For a box of atoms under a stimulus, such as elongation, these atoms will tend to move in different directions, just like in the aforementioned norm-related case. But, we don’t know the exact position where these atoms will move to. One atom can move to the right, or the left, or any other possible direction. These movements depend on other atoms’ movements. Like, how far one atom is from other atoms so that attraction and repulsion can come into play. So, to understand where these atoms will end up after a certain time, we need to perform numerous simulations considering every possible directional movement, as in molecular dynamics simulations in LAMMPS, to calculate all possible movements and compare them to find the optimal position. This process is done for each atom. After considering all the possible locations, the computer will move each atom to a position of maximum stability, for the time being.

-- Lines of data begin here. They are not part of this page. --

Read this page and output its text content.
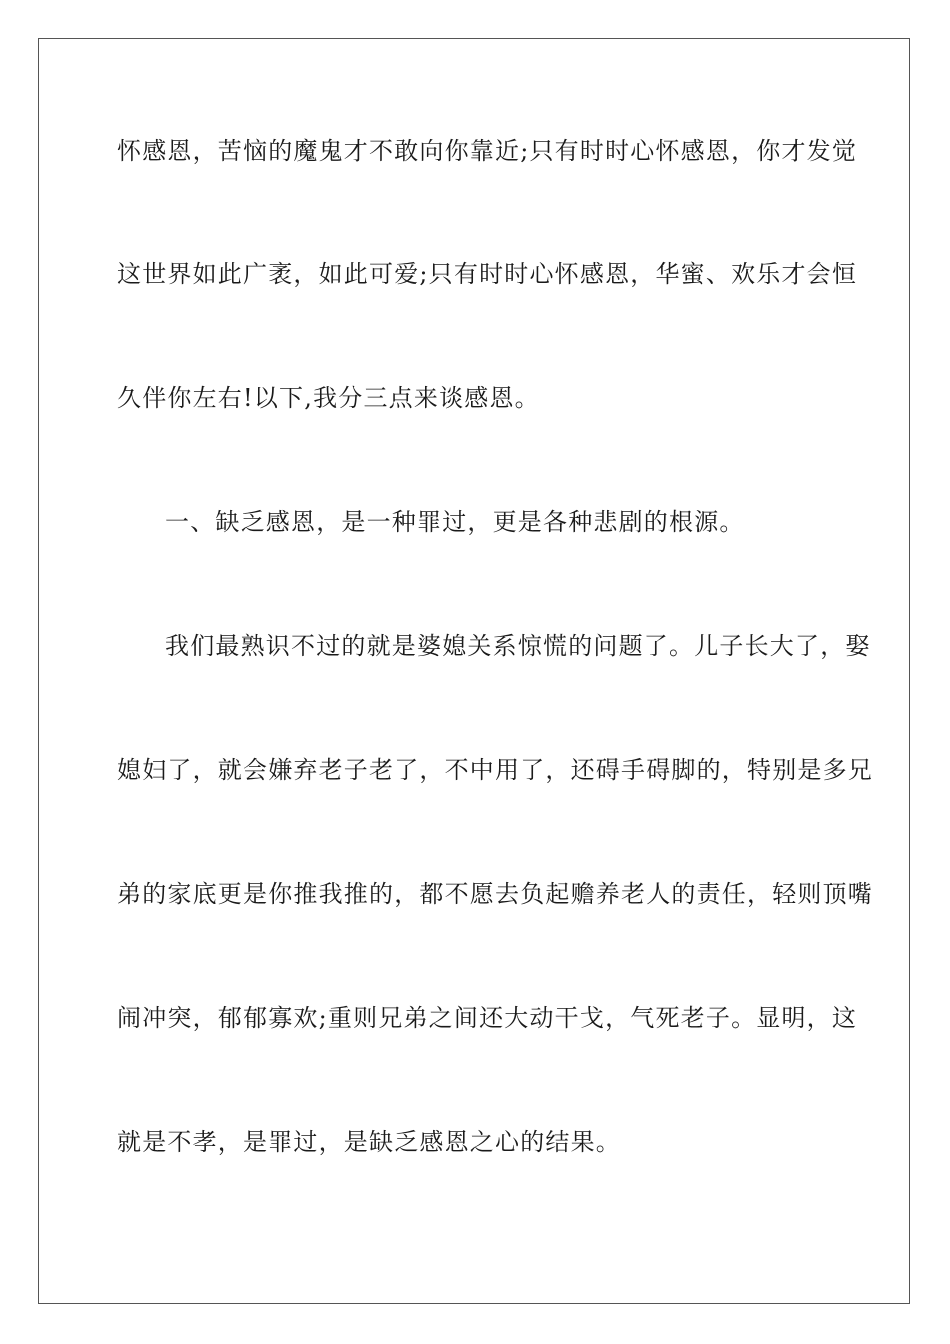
怀感恩，苦恼的魔鬼才不敢向你靠近;只有时时心怀感恩，你才发觉
这世界如此广袤，如此可爱;只有时时心怀感恩，华蜜、欢乐才会恒
久伴你左右!以下,我分三点来谈感恩。
一、缺乏感恩，是一种罪过，更是各种悲剧的根源。
我们最熟识不过的就是婆媳关系惊慌的问题了。儿子长大了，娶
媳妇了，就会嫌弃老子老了，不中用了，还碍手碍脚的，特别是多兄
弟的家底更是你推我推的，都不愿去负起赡养老人的责任，轻则顶嘴
闹冲突，郁郁寡欢;重则兄弟之间还大动干戈，气死老子。显明，这
就是不孝，是罪过，是缺乏感恩之心的结果。
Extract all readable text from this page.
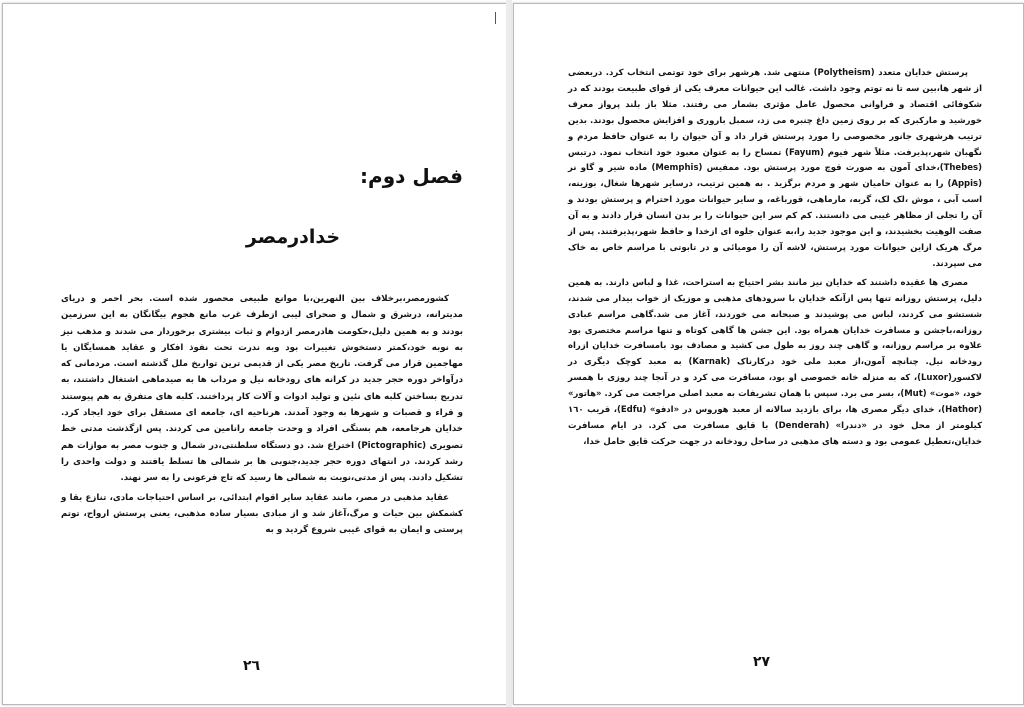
فصل دوم:
خدادرمصر

کشورمصر،برخلاف بین النهرین،با موانع طبیعی محصور شده است. بحر احمر و دریای مدیترانه، درشرق و شمال و صحرای لیبی ازطرف غرب مانع هجوم بیگانگان به این سرزمین بودند و به همین دلیل،حکومت هادرمصر ازدوام و ثبات بیشتری برخوردار می شدند و مذهب نیز به نوبه خود،کمتر دستخوش تغییرات بود وبه ندرت تحت نفوذ افکار و عقاید همسایگان یا مهاجمین قرار می گرفت. تاریخ مصر یکی از قدیمی ترین تواریخ ملل گذشته است. مردمانی که درآواخر دوره حجر جدید در کرانه های رودخانه نیل و مرداب ها به صیدماهی اشتغال داشتند، به تدریج بساختن کلبه های نئین و تولید ادوات و آلات کار پرداختند. کلبه های متفرق به هم پیوستند و قراء و قصبات و شهرها به وجود آمدند. هرناحیه ای، جامعه ای مستقل برای خود ایجاد کرد. خدایان هرجامعه، هم بستگی افراد و وحدت جامعه رانامین می کردند. پس ازگذشت مدتی خط تصویری (Pictographic) اختراع شد. دو دستگاه سلطنتی،در شمال و جنوب مصر به موازات هم رشد کردند. در انتهای دوره حجر جدید،جنوبی ها بر شمالی ها تسلط یافتند و دولت واحدی را تشکیل دادند. پس از مدتی،نوبت به شمالی ها رسید که تاج فرعونی را به سر نهند.

عقاید مذهبی در مصر، مانند عقاید سایر اقوام ابتدائی، بر اساس احتیاجات مادی، تنازع بقا و کشمکش بین حیات و مرگ،آغاز شد و از مبادی بسیار ساده مذهبی، یعنی پرستش ارواح، توتم پرستی و ایمان به قوای غیبی شروع گردید و به

٢٦

پرستش خدایان متعدد (Polytheism) منتهی شد. هرشهر برای خود توتمی انتخاب کرد. دربعضی از شهر ها،بین سه تا نه توتم وجود داشت. غالب این حیوانات معرف یکی از قوای طبیعت بودند که در شکوفائی اقتصاد و فراوانی محصول عامل مؤثری بشمار می رفتند. مثلا باز بلند پرواز معرف خورشید و مارکبری که بر روی زمین داغ چنبره می زد، سمبل باروری و افزایش محصول بودند. بدین ترتیب هرشهری جانور مخصوصی را مورد پرستش قرار داد و آن حیوان را به عنوان حافظ مردم و نگهبان شهر،پذیرفت. مثلاً شهر فیوم (Fayum) تمساح را به عنوان معبود خود انتخاب نمود. درتبس (Thebes)،خدای آمون به صورت قوچ مورد پرستش بود. ممفیس (Memphis) ماده شیر و گاو نر (Appis) را به عنوان حامیان شهر و مردم برگزید . به همین ترتیب، درسایر شهرها شغال، بوزینه، اسب آبی ، موش ،لک لک، گربه، مارماهی، قورباغه، و سایر حیوانات مورد احترام و پرستش بودند و آن را تجلی از مظاهر غیبی می دانستند. کم کم سر این حیوانات را بر بدن انسان قرار دادند و به آن صفت الوهیت بخشیدند، و این موجود جدید را،به عنوان جلوه ای ازخدا و حافظ شهر،پذیرفتند. پس از مرگ هریک ازاین حیوانات مورد پرستش، لاشه آن را مومیائی و در تابوتی با مراسم خاص به خاک می سپردند.

مصری ها عقیده داشتند که خدایان نیز مانند بشر احتیاج به استراحت، غذا و لباس دارند. به همین دلیل، پرستش روزانه تنها پس ازآنکه خدایان با سرودهای مذهبی و موزیک از خواب بیدار می شدند، شستشو می کردند، لباس می پوشیدند و صبحانه می خوردند، آغاز می شد.گاهی مراسم عبادی روزانه،باجشن و مسافرت خدایان همراه بود. این جشن ها گاهی کوتاه و تنها مراسم مختصری بود علاوه بر مراسم روزانه، و گاهی چند روز به طول می کشید و مصادف بود بامسافرت خدایان ازراه رودخانه نیل. چنانچه آمون،از معبد ملی خود درکارناک (Karnak) به معبد کوچک دیگری در لاکسور(Luxor)، که به منزله خانه خصوصی او بود، مسافرت می کرد و در آنجا چند روزی با همسر خود، «موت» (Mut)، بسر می برد. سپس با همان تشریفات به معبد اصلی مراجعت می کرد. «هاتور» (Hathor)، خدای دیگر مصری ها، برای بازدید سالانه از معبد هوروس در «ادفو» (Edfu)، قریب ١٦٠ کیلومتر از محل خود در «دندرا» (Denderah) با قایق مسافرت می کرد. در ایام مسافرت خدایان،تعطیل عمومی بود و دسته های مذهبی در ساحل رودخانه در جهت حرکت قایق حامل خدا،

٢٧
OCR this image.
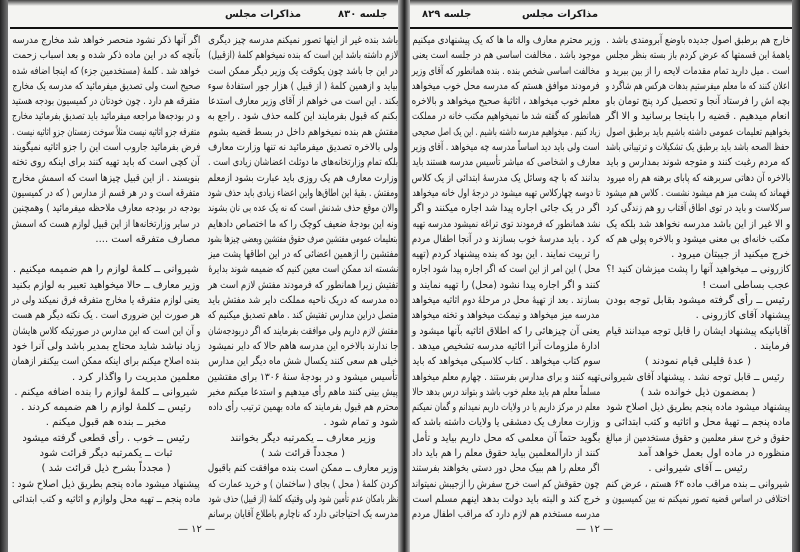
مذاکرات مجلس	جلسه ۸۳۰
باشد بنده غیر از اینها تصور نمیکنم مدرسه چیز دیگری
لازم داشته باشد این است که بنده نمیخواهم کلمهٔ (ازقبیل)
در این جا باشد چون یکوقت یک وزیر دیگر ممکن است
بیاید و ازهمین کلمهٔ ( از قبیل ) هزار جور استفادهٔ سوء
بکند . این است می خواهم از آقای وزیر معارف استدعا
بکنم که قبول بفرمایند این کلمه حذف شود . راجع به
مفتش هم بنده نمیخواهم داخل در بسط قضیه بشوم
ولی بالاخره تصدیق میفرمائید نه تنها وزارت معارف
بلکه تمام وزارتخانه‌های ما دوثلث اعضاشان زیادی است .
وزارت معارف هم یک روزی باید عبارت بشود ازمعلم
ومفتش . بقیهٔ این اطاق‌ها واین اعضاء زیادی باید حذف شود
والان موقع حذف شدنش است که نه یک عده بی نان بشوند
ونه این بودجهٔ ضعیف کوچک را که ما اختصاص دادهایم
بتعلیمات عمومی مفتشین صرف حقوق مفتشین وبعضی چیزها بشود
مفتشین را ازهمین اعضائی که در این اطاقها پشت میز
نشسته اند ممکن است معین کنیم که ضمیمه شوند بدایرهٔ
تفتیش زیرا همانطور که فرمودند مفتش لازم است هر
ده مدرسه که دریک ناحیه مملکت دایر شد مفتش باید
متصل دراین مدارس تفتیش کند . ماهم تصدیق میکنیم که
مفتش لازم داریم ولی موافقت بفرمایند که اگر دربودجه‌شان
جا ندارند بالاخره این مدرسه هاهم حالا که دایر نمیشود
خیلی هم سعی کنند یکسال شش ماه دیگر این مدارس
تأسیس میشود و در بودجهٔ سنهٔ ۱۳۰۶ برای مفتشین
پیش بینی کنند ماهم رأی میدهیم و استدعا میکنم مخبر
محترم هم قبول بفرمایند که ماده بهمین ترتیب رأی داده
شود و تمام شود .
وزیر معارف ــ یکمرتبه دیگر بخوانند
( مجدداً قرائت شد )
وزیر معارف ــ ممکن است بنده موافقت کنم باقبول
کردن کلمهٔ ( محل ) بجای ( ساختمان ) و خرید عمارت که
نظر بامکان عدم تأمین شود ولی وقتیکه کلمهٔ (از قبیل) حذف شود
مدرسه یک احتیاجاتی دارد که ناچارم باطلاع آقایان برسانم
اگر آنها ذکر نشود منحصر خواهد شد مخارج مدرسه
بآنچه که در این ماده ذکر شده و بعد اسباب زحمت
خواهد شد . کلمهٔ (مستخدمین جزء) که اینجا اضافه شده
صحیح است ولی تصدیق میفرمائید که مدرسه یک مخارج
متفرقه هم دارد . چون خودتان در کمیسیون بودجه هستید
و در بودجه‌ها مراجعه میفرمائید باید تصدیق بفرمائید مخارج
متفرقه جزو اثاثیه نیست مثلاً سوخت زمستان جزو اثاثیه نیست .
فرض بفرمائید جاروب است این را جزو اثاثیه نمیگویند
آن کچی است که باید تهیه کنند برای اینکه روی تخته
بنویسند . از این قبیل چیزها است که اسمش مخارج
متفرقه است و در هر قسم از مدارس ( که در کمیسیون
بودجه در بودجه معارف ملاحظه میفرمائید ) وهمچنین
در سایر وزارتخانه‌ها از این قبیل لوازم هست که اسمش
مصارف متفرقه است ....
شیروانی ــ کلمهٔ لوازم را هم ضمیمه میکنیم .
وزیر معارف ــ حالا میخواهید تعبیر به لوازم بکنید
یعنی لوازم متفرقه یا مخارج متفرقه فرق نمیکند ولی در
هر صورت این ضروری است . یک نکته دیگر هم هست
و آن این است که این مدارس در صورتیکه کلاس هایشان
زیاد نباشد شاید محتاج بمدیر باشد ولی آنرا خود
بنده اصلاح میکنم برای اینکه ممکن است بیکنفر ازهمان
معلمین مدیریت را واگذار کرد .
شیروانی ــ کلمهٔ لوازم را بنده اضافه میکنم .
رئیس ــ کلمهٔ لوازم را هم ضمیمه کردند .
مخبر ــ بنده هم قبول میکنم .
رئیس ــ خوب . رأی قطعی گرفته میشود
ثبات ــ یکمرتبه دیگر قرائت شود
( مجدداً بشرح ذیل قرائت شد )
پیشنهاد میشود ماده پنجم بطریق ذیل اصلاح شود :
ماده پنجم ــ تهیه محل ولوازم و اثاثیه و کتب ابتدائی
— ۱۲ —
مذاکرات مجلس
جلسه ۸۲۹
خارج هم برطبق اصول جدیده باوضع آبرومندی باشد .
یاهمهٔ این قسمتها که عرض کردم باز بسته بنظر مجلس
است . میل دارید تمام مقدمات لایحه را از بین ببرید و
اعلان کنند که ما معلم میفرستیم بدهات هرکس هم شاگرد و
بچه اش را فرستاد آنجا و تحصیل کرد پنج تومان باو
انعام میدهیم . قضیه را باینجا برسانید و الا اگر
بخواهیم تعلیمات عمومی داشته باشیم باید برطبق اصول
حفظ الصحه باشد باید برطبق یک تشکیلات و ترتیباتی باشد
که مردم رغبت کنند و متوجه شوند بمدارس و باید
بالاخره آن دهاتی سربرهنه که پابای برهنه هم راه میرود
فهماند که پشت میز هم میشود نشست . کلاس هم میشود
سرکلاست و باید در توی اطاق آفتاب رو هم زندگی کرد
و الا غیر از این باشد مدرسه نخواهد شد بلکه یک
مکتب خانه‌ای بی معنی میشود و بالاخره پولی هم که
خرج میکنید از جیبتان میرود .
کازرونی ــ میخواهید آنها را پشت میزشان کنید !؟
عجب بساطی است !
رئیس ــ رأی گرفته میشود بقابل توجه بودن
پیشنهاد آقای کازرونی .
آقایانیکه پیشنهاد ایشان را قابل توجه میدانند قیام
فرمایند .
( عدهٔ قلیلی قیام نمودند )
رئیس ــ قابل توجه نشد . پیشنهاد آقای شیروانی
( بمضمون ذیل خوانده شد )
پیشنهاد میشود ماده پنجم بطریق ذیل اصلاح شود
ماده پنجم ــ تهیهٔ محل و اثاثیه و کتب ابتدائی و
حقوق و خرج سفر معلمین و حقوق مستخدمین از مبالغ
منظوره در ماده اول بعمل خواهد آمد
رئیس ــ آقای شیروانی .
شیروانی ــ بنده مراقب ماده ۶۳ هستم ، عرض کنم
اختلافی در اساس قضیه تصور نمیکنم نه بین کمیسیون و
وزیر محترم معارف واله ما ها که یک پیشنهادی میکنیم
موجود باشد . مخالفت اساسی هم در جلسه است یعنی
مخالفت اساسی شخص بنده . بنده همانطور که آقای وزیر
فرمودند موافق هستم که مدرسه محل خوب میخواهد
معلم خوب میخواهد ، اثاثیهٔ صحیح میخواهد و بالاخره
همانطور که گفته شد ما نمیخواهیم مکتب خانه در مملکت
زیاد کنیم . میخواهیم مدرسه داشته باشیم . این یک اصل صحیحی
است ولی باید دید اساساً مدرسه چه میخواهد . آقای وزیر
معارف و اشخاصی که مباشر تأسیس مدرسه هستند باید
بدانند که با چه وسائل یک مدرسهٔ ابتدائی از یک کلاس
تا دوسه چهارکلاس تهیه میشود در درجهٔ اول خانه میخواهد
اگر در یک جائی اجاره پیدا شد اجاره میکنند و اگر
نشد همانطور که فرمودند توی تراغه نمیشود مدرسه تهیه
کرد . باید مدرسهٔ خوب بسازند و در آنجا اطفال مردم
را تربیت نمایند . این بود که بنده پیشنهاد کردم (تهیه
محل ) این امر از این است که اگر اجاره پیدا شود اجاره
کنند و اگر اجاره پیدا نشود (محل) را تهیه نمایند و
بسازند . بعد از تهیهٔ محل در مرحلهٔ دوم اثاثیه میخواهد
مدرسه میز میخواهد و نیمکت میخواهد و تخته میخواهد
یعنی آن چیزهائی را که اطلاق اثاثیه بآنها میشود و
ادارهٔ ملزومات آنرا اثاثیه مدرسه تشخیص میدهد .
سوم کتاب میخواهد . کتاب کلاسیکی میخواهد که باید
تهیه کنند و برای مدارس بفرستند . چهارم معلم میخواهد
مسلماً معلم هم باید معلم خوب باشد و بتواند درس بدهد حالا
معلم در مرکز داریم یا در ولایات داریم نمیدانم و گمان نمیکنم
وزارت معارف یک دمشقی یا ولایات داشته باشد که
بگوید حتماً آن معلمی که محل داریم بیاید و تأمل
کنند از دارالمعلمین بیاید حقوق معلم را هم باید داد
اگر معلم را هم ببیک محل دور دستی بخواهند بفرستند
چون حقوقش کم است خرج سفرش را ازجیبش نمیتواند
خرج کند و البته باید دولت بدهد اینهم مسلم است
مدرسه مستخدم هم لازم دارد که مراقب اطفال مردم
— ۱۲ —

This is just an example of what computer simulations do to these atoms. You can very easily work this out on your own by solving hundreds of equations (depending on your system size) and then comparing the output at each time step with the optimum values whether the output aligns with the desired temperature, energy, or any other properties in consideration. In future blogs, other topics related to molecular dynamics simulation will be dissected.
To sum up, it can be said that to know the optimal result out of many possible results, which are dependent on several factors, simulations are the perfect samaritan. You set the parameters, and the computer does the iterative, boring work for you.